Dá uma olhadinha ao seu redor e me diga quem está completamente natural. Do dente de jogador de futebol à injeçãozinha no banheiro da academia, não faltam exemplos de procedimentos que antes eram limitados aos ricos ou extremamente discriminados entre o público comum e agora são o novo normal.

Sim, aquela blogueira fitness que você segue toma mais veneno que plantação de soja no Mato Grosso. O mesmo vale para muitos dos seus blogueiros preferidos de corrida e até para colegas de trabalho que estão metendo o shape.

Tem droga pra ficar rápido, pra emagrecer, pra entrar no shape e até pra durar mais que alguns minutinhos na hora do prazer. E droga para salvar o cérebro?

E se uma injeção te deixasse mais inteligente?

Mounjaro cerebral não depende de prescrição

Um amigo que sempre cito aqui, o Pedro Cortella, tem ministrado um curso sobre AI na ESPM. Como moro bem perto, ontem fui tomar uma cerv…café com ele antes da aula e começamos a falar sobre uma crença compartilhada.

Nenhum de nós é um grande fã da ideia de delegar toda a parte criativa das nossas vidas para a AI. Só que ao mesmo tempo, tem sido difícil resistir às incríveis facilidades que elas oferecem. E o exemplo perfeito veio de fora da AI. Paramos em uma loja de bikes elétricas e comentei que eu so não tenho uma elétrica porque isso me faria abandonar a bike raiz, que é minha fonte mais recorrente de exercícios.

Pois bem, a coisa é meio parecida com as tecnologias mais automáticas.

Pode ser que você, assim como eu, esteja num mix de cansaço de ver tanta gente pregando a palavra do Claude ou GPT, e ao mesmo tempo com medo de ficar pra trás dos hypes. Afinal, o hype pode mudar sua carreira. Certo? 
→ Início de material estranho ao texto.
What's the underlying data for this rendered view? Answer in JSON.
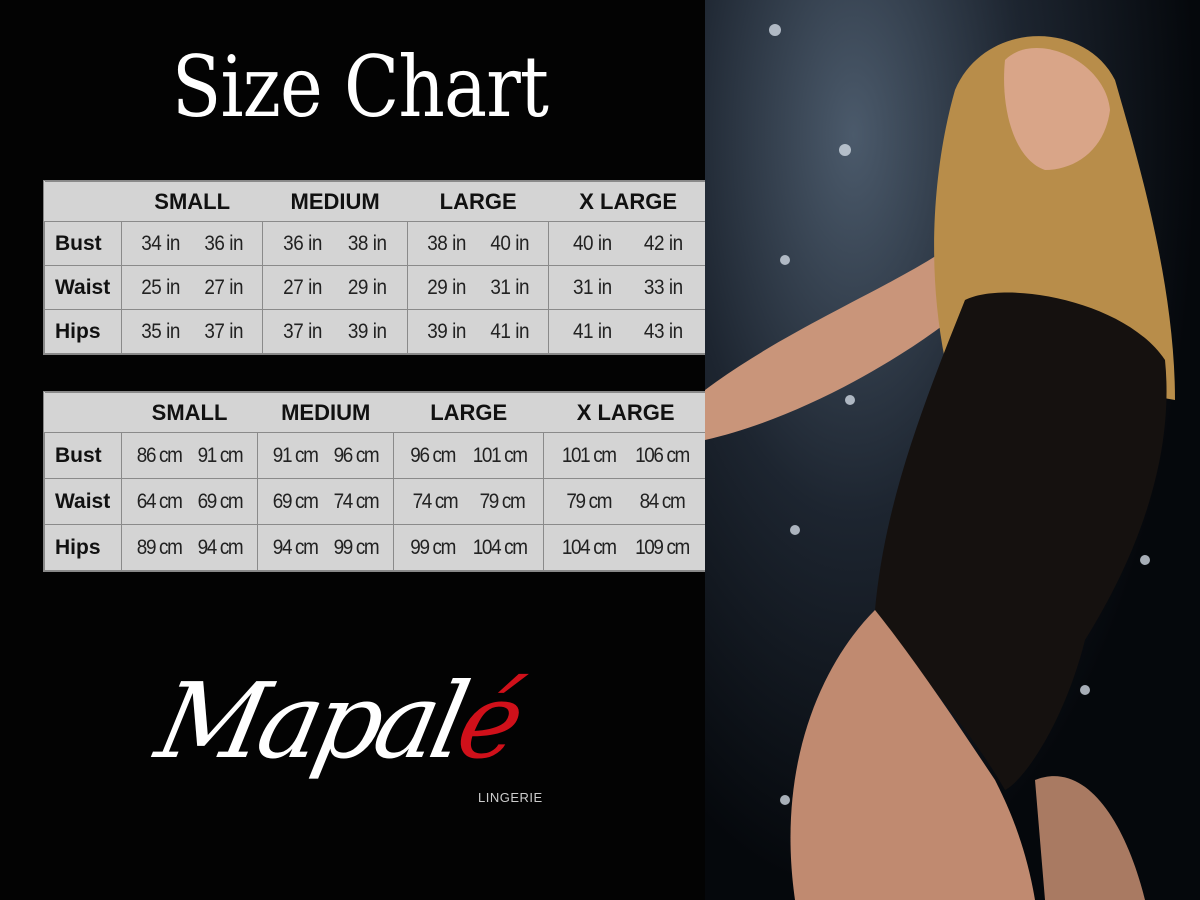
{
  "title": "Size Chart",
  "sizes": [
    "SMALL",
    "MEDIUM",
    "LARGE",
    "X LARGE"
  ],
  "inches_table": {
    "rows": [
      {
        "label": "Bust",
        "values": [
          "34 in",
          "36 in",
          "36 in",
          "38 in",
          "38 in",
          "40 in",
          "40 in",
          "42 in"
        ]
      },
      {
        "label": "Waist",
        "values": [
          "25 in",
          "27 in",
          "27 in",
          "29 in",
          "29 in",
          "31 in",
          "31 in",
          "33 in"
        ]
      },
      {
        "label": "Hips",
        "values": [
          "35 in",
          "37 in",
          "37 in",
          "39 in",
          "39 in",
          "41 in",
          "41 in",
          "43 in"
        ]
      }
    ]
  },
  "cm_table": {
    "rows": [
      {
        "label": "Bust",
        "values": [
          "86 cm",
          "91 cm",
          "91 cm",
          "96 cm",
          "96 cm",
          "101 cm",
          "101 cm",
          "106 cm"
        ]
      },
      {
        "label": "Waist",
        "values": [
          "64 cm",
          "69 cm",
          "69 cm",
          "74 cm",
          "74 cm",
          "79 cm",
          "79 cm",
          "84 cm"
        ]
      },
      {
        "label": "Hips",
        "values": [
          "89 cm",
          "94 cm",
          "94 cm",
          "99 cm",
          "99 cm",
          "104 cm",
          "104 cm",
          "109 cm"
        ]
      }
    ]
  },
  "logo": {
    "text": "Mapalé",
    "subtitle": "LINGERIE",
    "accent_color": "#d0101a"
  },
  "colors": {
    "background": "#030303",
    "table_bg": "#d4d4d4"
  }
}
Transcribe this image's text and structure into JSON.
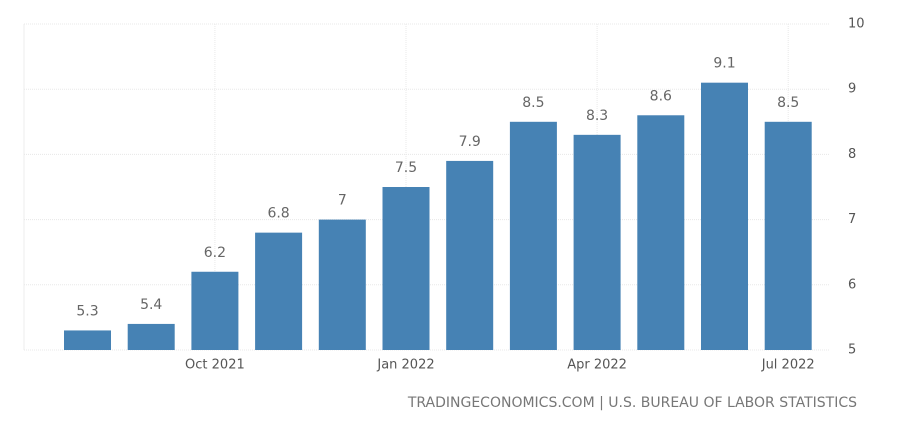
{
  "chart_data": {
    "type": "bar",
    "categories": [
      null,
      null,
      "Oct 2021",
      null,
      null,
      "Jan 2022",
      null,
      null,
      "Apr 2022",
      null,
      null,
      "Jul 2022"
    ],
    "values": [
      5.3,
      5.4,
      6.2,
      6.8,
      7,
      7.5,
      7.9,
      8.5,
      8.3,
      8.6,
      9.1,
      8.5
    ],
    "color": "#4682b4",
    "ylim": [
      5,
      10
    ],
    "yticks": [
      5,
      6,
      7,
      8,
      9,
      10
    ],
    "grid": true,
    "source": "TRADINGECONOMICS.COM | U.S. BUREAU OF LABOR STATISTICS"
  }
}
A aplicação do Mounjaro mental

Pensa comigo em uma das regras básicas do preparo físico (disse o atleta…): Você precisa descansar. Pode ser o descanso entre séries na musculação, o repouso entre dias de treino ou a recuperação após um cardio intensivo. Seu corpo precisa de tempo para recuperar um estado próximo ao anterior, aí você o submete ao estresse novamente.

Com novos aprendizados não é tãão diferente. Em vez de ir nos opostos, que são ou correr risco de inanição por passar horas e horas mexendo em prompt ou simplesmente recusar a nova realidade, que tal programar um espaço de tempo no seu dia para realizar uma simples pergunta a qualquer ferramenta de AI:

“Como você pode otimizar minha rotina de trabalho?”

Recebeu a resposta? Processe, teste e suma. Vá fazer sua aplicação de Mounjaro mental e estude algo da vida real. Leia um livro, pratique um hobby, estenda roupas, desligue seu cérebro.

Ao se afastar da questão em foco, sua mente começa a processar, de forma inconsciente, novos aprendizados e como eles se conectam. É daí que vem o tal do ócio criativo ou a ideia no banho!

O Mounjaro cerebral nada mais é que você criar um fluxo de adaptação às novas tendências sem se desconectar da vida real, mas sim tratando as novidades como um treino de musculação ou o aprendizado de um idioma: um pouco de intensidade, um pouco de intervalo.

O Mounjaro normal também não faz milagres sozinho, é preciso ter um pouco de esforço.

É assim que você protege seu cérebro da completa automação e mantém seu potencial criativo na alta, mesmo quando as ferramentas poderiam fazer (quase) tudo por você.

Mantenha sua criatividade bem alimentada, mas se provoque também.

É assim que a gente não fica pra trás.